Still cool

With cool and sometimes cold temperatures through much of April, blooms remain on native dogwoods (Cornus florida, below) that typically would have faded a week or two earlier. Redbuds, that began to flower a day or two earlier than dogwoods, are past bloom, and are beginning to leaf. Dogwood crosses (such as Cornus ‘Rutgan’ Stellar Pink) are not yet colorful, but flowers are developing quickly, with Chinese dogwoods (Cornus kousa) just behind.

Nobody’s complaining, and why should they since the spring flowering season continues to be splendid? No doubt, there’s rarely an exception when spring blooms do not please, but occasionally an ill timed freeze causes distress. Not this year, though a mild freeze or two have done minor damage.

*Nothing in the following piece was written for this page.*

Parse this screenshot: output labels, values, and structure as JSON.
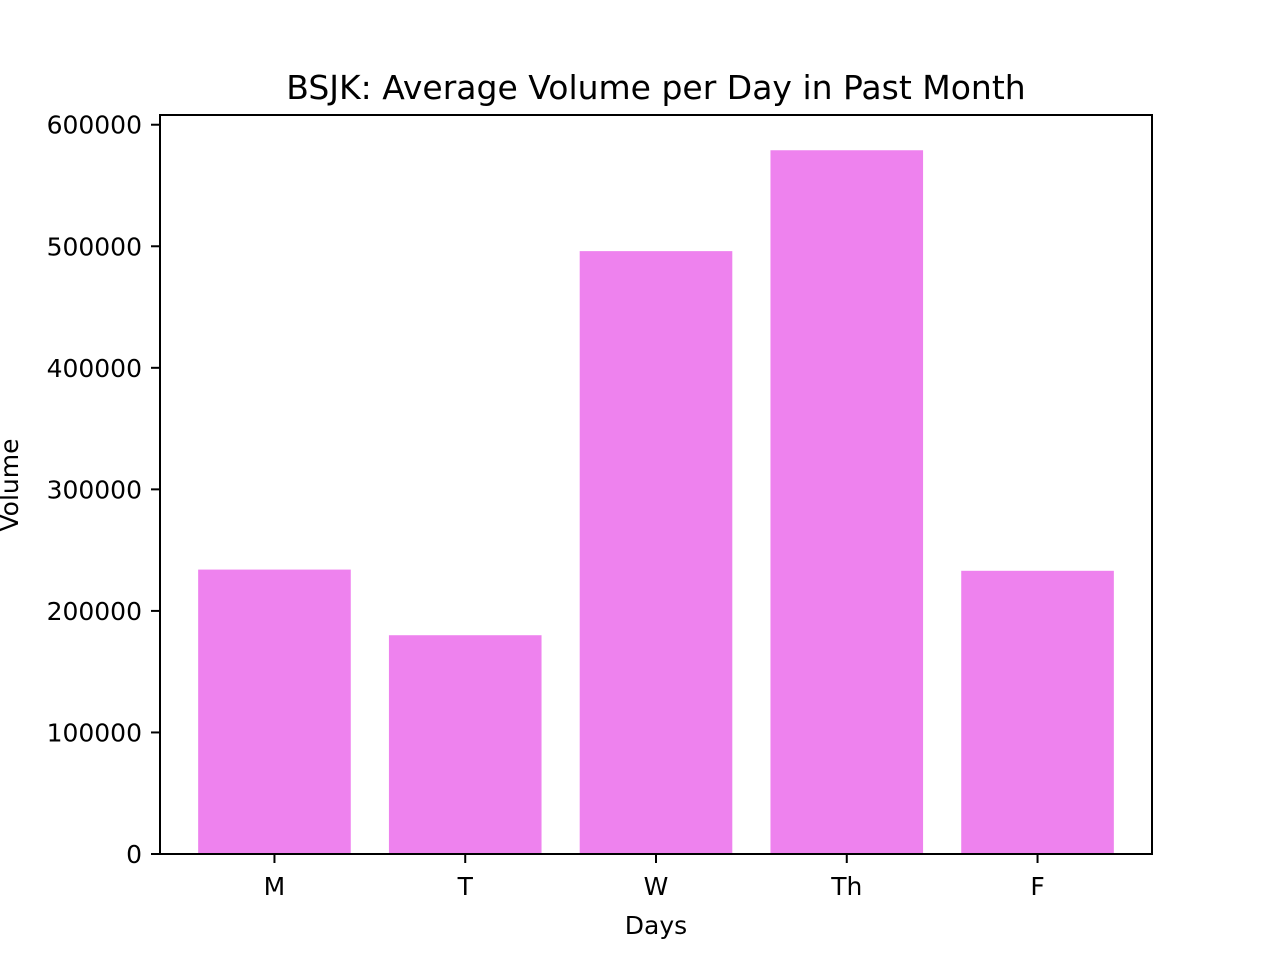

While many flowers were early following a very mild winter, the schedule in April has gotten back on track (as usual) with evergreen azaleas (above) flowering late in the month, and the wonderful deciduous azaleas (below) beginning to show their first color. Undoubtedly, I’ll rave another time or two while these brightly colored and fragrant azaleas are flowering, and why they’re not more commonly planted is a mystery.

I notice today that red, orange, and yellow flowered azaleas are nearly as tall as the redbud they were planted next to, and while the scale is off when the understory shrub is as tall as the tree, the branches intertwine and to my thinking this works perfectly. Years after this initial planting, a range of colors of deciduous azaleas were planted close by, and while most are only a few feet tall, I anxiously await the day when azaleas in the area are fully grown.

A group of three Maresi viburnum (Viburnum plicatum f. tomentosum ‘Mariesii’, above) has become overly shaded over the years, but branches climb though a neighboring serviceberry (Amelanchier), reaching for sunlight. Flowers are more scattered than if the viburnum was in more sun, but there are enough that it is not disappointing, with flowering branches arching over one of the garden’s ponds.

7 Comments Add yours

  1. Ann Pulliam says:

    I have a 30 yr old JM that appears to be totally dead. no leaves…old buds breaking off. no green under bark. zone 7 vienna va. it was not fertilzer or pruned and perfectly healthy last year. ever see a complete and total JM death of established tree like this? nothing changed underneath it…perennials all healthy and thriving. so sad.

    1. Dave says:

      I lost a variegated leaf ‘Oridono nishiki’ Japanese maple two years ago, with hardly any warning. While Japanese maples are typically very tough, we can’t see beneath the bark or to the roots to know everything that’s going on. My concern in recent years has been the greatly increased rainfall in 2018 into spring 2019, and possibly the persistent rain we’re seeing over the past month. The constant moisture is not good for roots, and once damaged the effect can be a slow fade, or it can be as simple as not leafing out the next spring.

      1. Linus says:

        Unfortunately these wet conditions promote verticillium wilt

  2. tonytomeo says:

    I got the impression that deciduous azaleas would have been more popular if we could have provided more and better quality material. They are not as easy to grow as the more popular rhododendrons. Our clients purchased most of what we could grow, but we did not grow many.
    However, now that factory growers are providing material that is much more visually appealing (though of inferior quality), they remain unpopular. I can not figure it out either.

    1. Dave says:

      I understand the common appeal of azaleas and rhododendron as evergreens with periodic flowers, but we plant many deciduous shrubs and very few deciduous azaleas.

      1. Linus says:

        Maybe there will be interest in deciduous azaleas if someone develops a encore-type reblooming deciduous variety?

      2. tonytomeo says:

        There are not many that are either evergreen or deciduous. If there were such a thing, evergreen lilac might have been more popular than the deciduous lilacs that we are familiar with now.